While the jury is still out, I am intrigued by the possibility of such a low-threshold instructional intervention to help teachers like Claire and her lower-performing students. In Berry and Chew’s study, instructors used the same prompt to solicit questions every time and did not even give the students feedback about their questions, they simply responded with an email awarding the extra credit. (Note: I make a hard stop at advocating lack of feedback and I think feedback experts would probably discount this tactic as well.)
I do think it is worth trying student-generated questions to see if they might help under-performing students in our classes improve. Even in interactive teaching environments, with master teachers, there are students who show early warning signs of struggle. It is possible that creating incentives for generating questions could be an easy way to help them succeed.
Protocols
If you want to test student-generated questions in your class – here is the prompt Berry and Chew (2008) used:
“Provide us with three questions that you would like answered concerning the topics covered in your textbook readings or in lecture. These can be any questions you might have, as long as the questions are about the material or are stimulated by the material. They can be questions about concepts you are still unclear about, about further information you would like to have, or questions about how some issue applies to your own life or to other course concepts” (p. 306).
A recent blog post by Jackie Gerstein also has some protocols developed by others.

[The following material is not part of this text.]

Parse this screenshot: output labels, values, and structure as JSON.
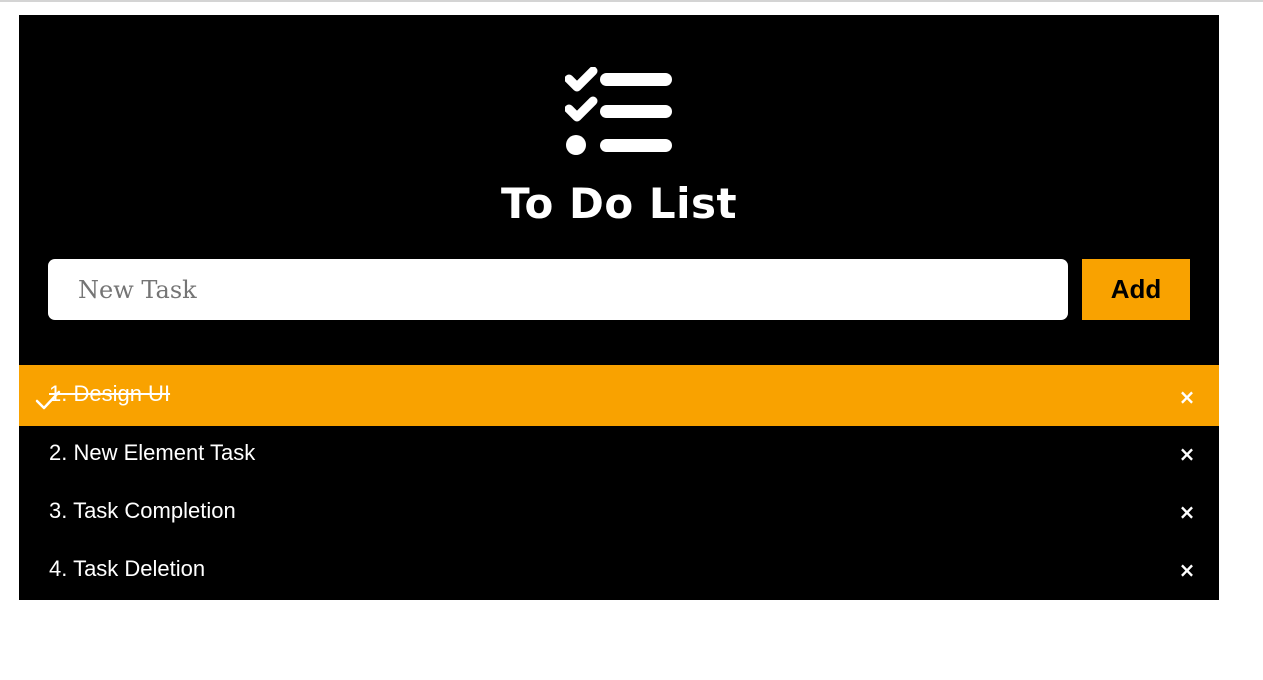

Here is my distilled protocol based on my research into this topic:
Online systems for student-generated questions
There are fantastic online systems that facilitate student-generated questions in a higher-threshold way. My favorite is PeerWise. PeerWise is free and also provides a platform for peer and instructor social interaction.
IN CLOSING, I do not know if my efforts to get students to generate clicker questions had any statistically significant effect on their actual learning. When I abandoned ship, I assumed that the lack of depth of the questions my students generated was a sign that the exercise was not very useful. But maybe I was being too teacher centered–just because most of the questions were not useful for me does not mean creating them was not useful for my students.
Claire, I think trying out a structured approach to student-generated questions may be worth a shot.
READERS: Provide us with three questions you would like answered concerning the topics covered in this post in the comments section below…
Berry, J. & Chew, S. (2008). Improving learning through interventions of student-generated questions and concept maps. Teaching of Psychology, 35, 305-312.
Harper, K. A., Etkina, E., & Lin, Y.-F. (2003). Encouraging and analyzing student questions in a large physics course: Meaningful patterns for instructors. Journal of Research in Science Teaching, 40, 776–791.
Simon Bates
I’ve just been browsing through some of the (nearly) 2000 questions that our first year non-majors Physics class have produced during 2 in-course assessments with PeerWise, selecting one or two for the upcoming final exam. Very few are trivial or irrelevant, most are pretty solid, a substantial fraction are exceptional.
One key thing we’ve found in getting students to create their own content, is that scaffolding the activity -literally helping them ‘know what it is they don’t know’ — seems to be one of the key ingredients to get good quality questions that go beyond simple factual recall.